German Map

German Map

OCCUPATION AND DIVISION (1945-1949). In July 1945, the United States, Great Britain, and the Soviet Union met at Potsdam to partition Germany into zones of occupation: The east under the Soviets, the west under the British and Americans, and Berlin under divided control. The Allied program for the Occupation democratization, demilitarization, and de-Nazification proceeded, but growing animosity between the Soviets and the Western Allies made joint control of Germany increasingly difficult. In 1947, the Allies merged their occupation zones into a single economic unit and began to rebuild a market economy with huge cash infusions under the American Marshall Plan. East and West Germany became increasingly distant, especially after the Western Allies introduced the Deutschmark into their zones.

THE FEDERAL REPUBLIC OF GERMANY (1949-1989). The Federal Republic of Germany (Bundesrepublik Deutschland) was established as the provisional government of Western Germany on May 24, 1949. Basic Law safeguarded individual rights and established a system of freely elected parliamentary assemblies. One of the most visionary paragraphs established a Right of Asylum, guaranteeing refuge to any person fleeing persecution.

As the only party untainted by the Third Reich, the Social Democratic Party seemed poised to dominate postwar German politics, but the Christian Democratic Union (CDP) provided some competition by uniting Germany’s historically fragmented conservatives and centrists under a nondenominational platform. With former Cologne mayor Konrad Adenauer at the helm, the CDU won a small majority of seats in the Federal Republic’s first general election. As chancellor, Adenauer unflaggingly pursued the integration of Germany into a unified Europe; West Germany was aligned with NATO (North Atlantic Treaty Organization) in 1955 and became one of the charter members of the European Economic Community (later the European Union) in 1957. Speedy fiscal recovery secured the future dominance of the CDU party. In 1982, Christian Democrat Helmut Kohl became chancellor and pursued a policy of welfare state cutbacks, tight monetary policy, and military cooperation with the US.

MEANWHILE IN THE GERMAN DEMOCRATIC REPUBLIC. In spite of pledges to the contrary, the Soviets stopped holding free elections in their sector by 1949. On October 7, 1949, they declared the establishment of the German Democratic Republic, with the national capital in Berlin.

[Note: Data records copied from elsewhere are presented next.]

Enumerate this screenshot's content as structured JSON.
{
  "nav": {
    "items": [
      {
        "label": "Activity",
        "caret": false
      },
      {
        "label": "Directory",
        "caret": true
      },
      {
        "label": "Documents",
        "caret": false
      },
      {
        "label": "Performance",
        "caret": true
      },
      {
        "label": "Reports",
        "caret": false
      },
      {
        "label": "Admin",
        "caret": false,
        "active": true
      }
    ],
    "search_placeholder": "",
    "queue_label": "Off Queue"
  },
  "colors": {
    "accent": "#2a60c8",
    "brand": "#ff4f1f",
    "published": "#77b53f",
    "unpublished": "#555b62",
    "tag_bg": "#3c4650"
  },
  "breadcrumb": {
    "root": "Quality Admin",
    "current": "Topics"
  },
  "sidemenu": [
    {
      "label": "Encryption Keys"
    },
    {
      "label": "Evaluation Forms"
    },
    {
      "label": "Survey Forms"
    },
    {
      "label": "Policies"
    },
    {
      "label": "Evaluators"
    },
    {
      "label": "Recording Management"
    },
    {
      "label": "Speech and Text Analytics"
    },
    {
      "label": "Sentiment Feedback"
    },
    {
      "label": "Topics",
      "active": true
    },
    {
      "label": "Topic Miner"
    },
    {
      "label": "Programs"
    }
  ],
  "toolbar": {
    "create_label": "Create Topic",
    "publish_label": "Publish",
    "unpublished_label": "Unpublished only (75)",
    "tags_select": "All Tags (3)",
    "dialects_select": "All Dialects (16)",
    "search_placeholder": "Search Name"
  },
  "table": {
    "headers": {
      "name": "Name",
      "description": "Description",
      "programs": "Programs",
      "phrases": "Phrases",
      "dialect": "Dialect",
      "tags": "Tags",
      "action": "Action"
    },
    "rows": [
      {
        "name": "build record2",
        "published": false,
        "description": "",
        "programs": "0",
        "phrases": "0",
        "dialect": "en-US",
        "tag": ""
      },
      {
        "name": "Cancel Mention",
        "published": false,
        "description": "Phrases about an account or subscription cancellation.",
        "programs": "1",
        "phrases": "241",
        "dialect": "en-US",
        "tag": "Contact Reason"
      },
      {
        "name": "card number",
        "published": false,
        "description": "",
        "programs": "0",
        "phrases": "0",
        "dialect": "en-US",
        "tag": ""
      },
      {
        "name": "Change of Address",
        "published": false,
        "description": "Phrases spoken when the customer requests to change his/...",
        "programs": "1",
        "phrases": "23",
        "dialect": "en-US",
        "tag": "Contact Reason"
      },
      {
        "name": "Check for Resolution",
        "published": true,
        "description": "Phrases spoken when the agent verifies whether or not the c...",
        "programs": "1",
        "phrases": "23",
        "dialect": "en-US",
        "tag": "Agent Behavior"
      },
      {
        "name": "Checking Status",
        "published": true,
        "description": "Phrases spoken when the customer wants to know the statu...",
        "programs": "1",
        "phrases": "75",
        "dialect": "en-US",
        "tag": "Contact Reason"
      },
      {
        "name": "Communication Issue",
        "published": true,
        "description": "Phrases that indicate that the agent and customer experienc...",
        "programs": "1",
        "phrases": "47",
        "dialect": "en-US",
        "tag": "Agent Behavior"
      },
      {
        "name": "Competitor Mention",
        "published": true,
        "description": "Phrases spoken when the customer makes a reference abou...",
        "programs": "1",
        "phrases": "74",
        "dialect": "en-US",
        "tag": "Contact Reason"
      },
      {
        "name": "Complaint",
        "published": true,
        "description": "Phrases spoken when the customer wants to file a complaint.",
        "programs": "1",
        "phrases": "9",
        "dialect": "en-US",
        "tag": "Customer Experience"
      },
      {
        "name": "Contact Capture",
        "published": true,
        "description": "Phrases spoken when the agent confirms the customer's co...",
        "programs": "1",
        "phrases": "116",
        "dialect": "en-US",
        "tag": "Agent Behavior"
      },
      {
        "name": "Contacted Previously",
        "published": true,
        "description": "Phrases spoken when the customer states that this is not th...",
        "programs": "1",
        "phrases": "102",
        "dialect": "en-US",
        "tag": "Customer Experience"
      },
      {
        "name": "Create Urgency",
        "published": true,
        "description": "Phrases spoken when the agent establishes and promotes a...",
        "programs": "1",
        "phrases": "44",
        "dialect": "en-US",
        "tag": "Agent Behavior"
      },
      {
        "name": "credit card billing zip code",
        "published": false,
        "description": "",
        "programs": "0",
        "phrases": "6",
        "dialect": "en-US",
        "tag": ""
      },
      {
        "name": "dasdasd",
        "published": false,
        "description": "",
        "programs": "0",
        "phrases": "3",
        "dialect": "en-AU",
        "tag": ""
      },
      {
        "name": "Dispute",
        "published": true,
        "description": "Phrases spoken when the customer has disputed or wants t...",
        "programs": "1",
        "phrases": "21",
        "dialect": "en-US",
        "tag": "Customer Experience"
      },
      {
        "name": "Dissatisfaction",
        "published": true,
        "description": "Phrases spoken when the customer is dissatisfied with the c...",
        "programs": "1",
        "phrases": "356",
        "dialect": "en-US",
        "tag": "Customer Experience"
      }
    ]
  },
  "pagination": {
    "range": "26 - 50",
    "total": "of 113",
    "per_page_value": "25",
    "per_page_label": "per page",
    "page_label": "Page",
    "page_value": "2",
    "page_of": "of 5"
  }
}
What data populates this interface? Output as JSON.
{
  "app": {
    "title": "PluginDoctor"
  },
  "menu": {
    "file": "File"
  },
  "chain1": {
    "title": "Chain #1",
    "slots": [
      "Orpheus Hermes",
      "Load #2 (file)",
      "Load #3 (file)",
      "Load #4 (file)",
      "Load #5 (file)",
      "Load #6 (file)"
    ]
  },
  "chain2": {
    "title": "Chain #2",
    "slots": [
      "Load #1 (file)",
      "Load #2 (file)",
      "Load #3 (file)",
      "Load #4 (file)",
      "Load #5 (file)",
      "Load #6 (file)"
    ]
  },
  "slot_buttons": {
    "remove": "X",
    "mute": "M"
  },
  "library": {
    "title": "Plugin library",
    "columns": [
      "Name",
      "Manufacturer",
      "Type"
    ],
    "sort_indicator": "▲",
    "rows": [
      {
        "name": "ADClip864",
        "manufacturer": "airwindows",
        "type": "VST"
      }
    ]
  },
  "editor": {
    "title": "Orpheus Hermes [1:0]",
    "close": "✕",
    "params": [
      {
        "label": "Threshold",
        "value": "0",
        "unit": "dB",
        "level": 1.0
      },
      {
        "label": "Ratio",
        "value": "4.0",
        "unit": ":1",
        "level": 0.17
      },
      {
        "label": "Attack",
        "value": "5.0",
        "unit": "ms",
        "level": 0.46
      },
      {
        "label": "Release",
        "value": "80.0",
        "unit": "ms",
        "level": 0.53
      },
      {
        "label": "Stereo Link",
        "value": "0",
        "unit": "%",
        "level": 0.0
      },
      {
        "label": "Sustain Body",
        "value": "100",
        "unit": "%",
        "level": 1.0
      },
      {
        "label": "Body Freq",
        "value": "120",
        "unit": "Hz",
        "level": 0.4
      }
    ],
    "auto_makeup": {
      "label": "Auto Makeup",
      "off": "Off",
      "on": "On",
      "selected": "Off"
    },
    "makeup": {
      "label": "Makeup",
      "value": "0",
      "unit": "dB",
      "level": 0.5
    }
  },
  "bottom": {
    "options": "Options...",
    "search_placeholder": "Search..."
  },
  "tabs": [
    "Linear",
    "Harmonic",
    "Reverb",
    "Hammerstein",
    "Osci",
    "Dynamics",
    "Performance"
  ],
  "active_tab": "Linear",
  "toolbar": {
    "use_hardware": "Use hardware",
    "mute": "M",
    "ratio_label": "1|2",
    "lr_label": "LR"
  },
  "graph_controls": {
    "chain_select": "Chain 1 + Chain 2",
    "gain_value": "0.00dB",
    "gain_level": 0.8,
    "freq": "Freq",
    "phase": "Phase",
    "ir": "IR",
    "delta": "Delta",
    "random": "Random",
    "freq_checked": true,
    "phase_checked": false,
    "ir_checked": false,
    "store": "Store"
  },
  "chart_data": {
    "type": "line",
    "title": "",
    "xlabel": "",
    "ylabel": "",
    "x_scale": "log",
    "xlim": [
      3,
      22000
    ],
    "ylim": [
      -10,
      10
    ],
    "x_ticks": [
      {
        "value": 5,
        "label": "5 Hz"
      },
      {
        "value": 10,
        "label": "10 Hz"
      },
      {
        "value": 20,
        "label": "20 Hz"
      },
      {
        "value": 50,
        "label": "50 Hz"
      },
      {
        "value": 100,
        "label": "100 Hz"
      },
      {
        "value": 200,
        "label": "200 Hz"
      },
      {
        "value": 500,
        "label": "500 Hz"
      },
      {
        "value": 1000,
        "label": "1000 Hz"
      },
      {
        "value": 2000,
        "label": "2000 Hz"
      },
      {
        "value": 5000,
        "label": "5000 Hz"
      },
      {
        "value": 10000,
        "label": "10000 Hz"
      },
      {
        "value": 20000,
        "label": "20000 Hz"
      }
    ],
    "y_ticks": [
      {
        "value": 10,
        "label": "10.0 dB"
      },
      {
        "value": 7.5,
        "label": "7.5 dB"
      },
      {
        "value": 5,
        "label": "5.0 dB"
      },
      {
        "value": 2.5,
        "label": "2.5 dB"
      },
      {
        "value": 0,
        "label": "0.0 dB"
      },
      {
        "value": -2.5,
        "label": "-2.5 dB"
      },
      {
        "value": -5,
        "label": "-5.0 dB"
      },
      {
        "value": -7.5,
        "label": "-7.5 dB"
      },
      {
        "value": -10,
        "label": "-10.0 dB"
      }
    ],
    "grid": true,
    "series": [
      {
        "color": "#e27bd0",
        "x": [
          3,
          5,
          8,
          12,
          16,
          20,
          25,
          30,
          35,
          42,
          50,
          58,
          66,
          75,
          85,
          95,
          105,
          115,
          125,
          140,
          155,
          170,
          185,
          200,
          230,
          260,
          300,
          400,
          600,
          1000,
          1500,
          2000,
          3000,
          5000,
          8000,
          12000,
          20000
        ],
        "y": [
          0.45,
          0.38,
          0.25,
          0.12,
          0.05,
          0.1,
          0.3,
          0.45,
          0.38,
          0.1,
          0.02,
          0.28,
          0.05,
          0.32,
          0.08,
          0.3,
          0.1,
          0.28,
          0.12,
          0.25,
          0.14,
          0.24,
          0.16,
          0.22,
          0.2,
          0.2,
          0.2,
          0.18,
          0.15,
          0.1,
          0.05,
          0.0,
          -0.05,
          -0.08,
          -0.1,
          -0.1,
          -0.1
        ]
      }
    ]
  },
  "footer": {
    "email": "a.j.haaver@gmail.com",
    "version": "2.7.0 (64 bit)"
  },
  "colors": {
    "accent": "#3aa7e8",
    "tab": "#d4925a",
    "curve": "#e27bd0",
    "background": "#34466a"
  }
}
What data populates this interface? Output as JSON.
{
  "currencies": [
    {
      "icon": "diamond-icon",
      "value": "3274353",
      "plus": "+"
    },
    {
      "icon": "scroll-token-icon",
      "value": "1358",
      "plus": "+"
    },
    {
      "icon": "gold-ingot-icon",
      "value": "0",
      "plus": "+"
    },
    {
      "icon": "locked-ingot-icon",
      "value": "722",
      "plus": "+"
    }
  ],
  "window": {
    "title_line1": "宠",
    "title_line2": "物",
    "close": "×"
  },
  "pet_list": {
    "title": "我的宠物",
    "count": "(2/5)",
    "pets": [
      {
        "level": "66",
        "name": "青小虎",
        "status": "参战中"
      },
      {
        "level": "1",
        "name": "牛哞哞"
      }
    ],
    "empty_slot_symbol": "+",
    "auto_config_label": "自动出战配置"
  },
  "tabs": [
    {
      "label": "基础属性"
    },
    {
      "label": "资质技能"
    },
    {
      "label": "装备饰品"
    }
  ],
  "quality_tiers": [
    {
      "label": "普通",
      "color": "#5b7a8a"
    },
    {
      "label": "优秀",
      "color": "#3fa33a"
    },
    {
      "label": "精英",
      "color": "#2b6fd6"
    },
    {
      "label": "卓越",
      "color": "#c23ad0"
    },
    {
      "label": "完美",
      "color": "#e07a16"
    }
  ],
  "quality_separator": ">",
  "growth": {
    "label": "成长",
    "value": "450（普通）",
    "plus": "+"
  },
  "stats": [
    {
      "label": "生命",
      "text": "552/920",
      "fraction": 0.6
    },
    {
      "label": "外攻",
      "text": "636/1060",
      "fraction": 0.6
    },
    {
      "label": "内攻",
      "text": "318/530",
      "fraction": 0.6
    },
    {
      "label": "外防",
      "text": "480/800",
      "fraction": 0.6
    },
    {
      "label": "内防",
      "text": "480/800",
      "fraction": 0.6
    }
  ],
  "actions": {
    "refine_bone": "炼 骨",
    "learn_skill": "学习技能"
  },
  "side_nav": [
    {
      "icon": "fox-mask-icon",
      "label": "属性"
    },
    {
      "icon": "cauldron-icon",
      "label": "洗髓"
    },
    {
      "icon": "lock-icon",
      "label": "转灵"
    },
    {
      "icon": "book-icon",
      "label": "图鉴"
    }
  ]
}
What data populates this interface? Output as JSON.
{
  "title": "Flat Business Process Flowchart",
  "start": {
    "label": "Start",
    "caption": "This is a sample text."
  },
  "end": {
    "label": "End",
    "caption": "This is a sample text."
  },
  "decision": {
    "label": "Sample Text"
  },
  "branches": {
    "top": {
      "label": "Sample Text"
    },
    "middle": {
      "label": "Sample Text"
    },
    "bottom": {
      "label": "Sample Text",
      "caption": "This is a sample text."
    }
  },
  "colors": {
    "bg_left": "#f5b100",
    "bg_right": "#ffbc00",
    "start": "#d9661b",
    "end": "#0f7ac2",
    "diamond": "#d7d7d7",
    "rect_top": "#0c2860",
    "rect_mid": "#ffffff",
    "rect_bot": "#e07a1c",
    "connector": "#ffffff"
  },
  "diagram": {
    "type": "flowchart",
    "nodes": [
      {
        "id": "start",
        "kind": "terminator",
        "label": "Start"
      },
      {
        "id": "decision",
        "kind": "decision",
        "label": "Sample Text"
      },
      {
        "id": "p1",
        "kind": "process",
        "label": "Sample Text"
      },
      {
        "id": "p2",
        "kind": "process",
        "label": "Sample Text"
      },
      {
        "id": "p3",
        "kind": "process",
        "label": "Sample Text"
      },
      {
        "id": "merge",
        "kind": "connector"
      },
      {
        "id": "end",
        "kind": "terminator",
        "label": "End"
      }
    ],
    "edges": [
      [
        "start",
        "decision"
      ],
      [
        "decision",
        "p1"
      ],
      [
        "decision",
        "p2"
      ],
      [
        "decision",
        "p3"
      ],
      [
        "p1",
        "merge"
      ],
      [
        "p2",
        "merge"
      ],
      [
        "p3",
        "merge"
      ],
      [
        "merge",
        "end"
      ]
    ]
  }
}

Constitutional promises of civil liberties and democracy were empty: East Germany became unquestion-ingly subservient to the Soviet Union. The Stasi, or secret police, maintained a network of agents that strove to monitor every citizen from their headquarters in Berlin (437) one in seven East Germans was a paid informant.

Many East Germans chose to escape oppression by emigrating to West Germany. By 1961, more than three million had illegally crossed the border, and the East German government decided to stop the exodus of young skilled workers. Overnight on August 12, the first barriers of the Berlin Wall were laid, and barbed wire and guns dissuaded further attempts to escape, making for a confusing and dangerous barrier between the two halves.

REUNIFICATION (1989). When Mikhail Gorbachev took the helm of the USSR in 1985, liberalizing reform spread throughout the Eastern Bloc under his policy of glasnost (openness). East Germany, however, remained under tight control. The turning point came in May 1989 when Hungary dismantled its barbed-wire border with Austria, giving East Germans an escape route to the West. In October, Gorbachev announced that the USSR would not interfere with East Germany’s domestic affairs, and citizens began to demand free elections, freedom of press, and freedom of travel. The entire East German government resigned on November 8, and a day later, a Central Committee spokesperson announced the opening of all borders to the West.

The destruction of the Wall was the most symbolically significant event for Germans since the end of WWII. The signing of the Four-Plus-Two Treaty by the two Ger-manies and the four occupying powers on September 12,1990, signaled the end of a divided Germany. On October 3, 1990, the Allies forfeited their occupation rights, East Germany ceased to exist, and Germany became one united sovereign nation for the first time in 45 years. However, East and West Germany did not come together on equal terms. The collapse of East Germany’s inefficient industries and institutions led to massive unemployment and the Federal Republic’s worst-ever recession. Many Westerners resented the inflation and taxes brought on by reunification, while Easterners missed the generous social benefits that Communism had afforded them. Economic frustrations led to the scapegoating of foreigners, especially asylum-seekers from Eastern Europe and immigrant workers. Thankfully, violence has decreased greatly over the past few years.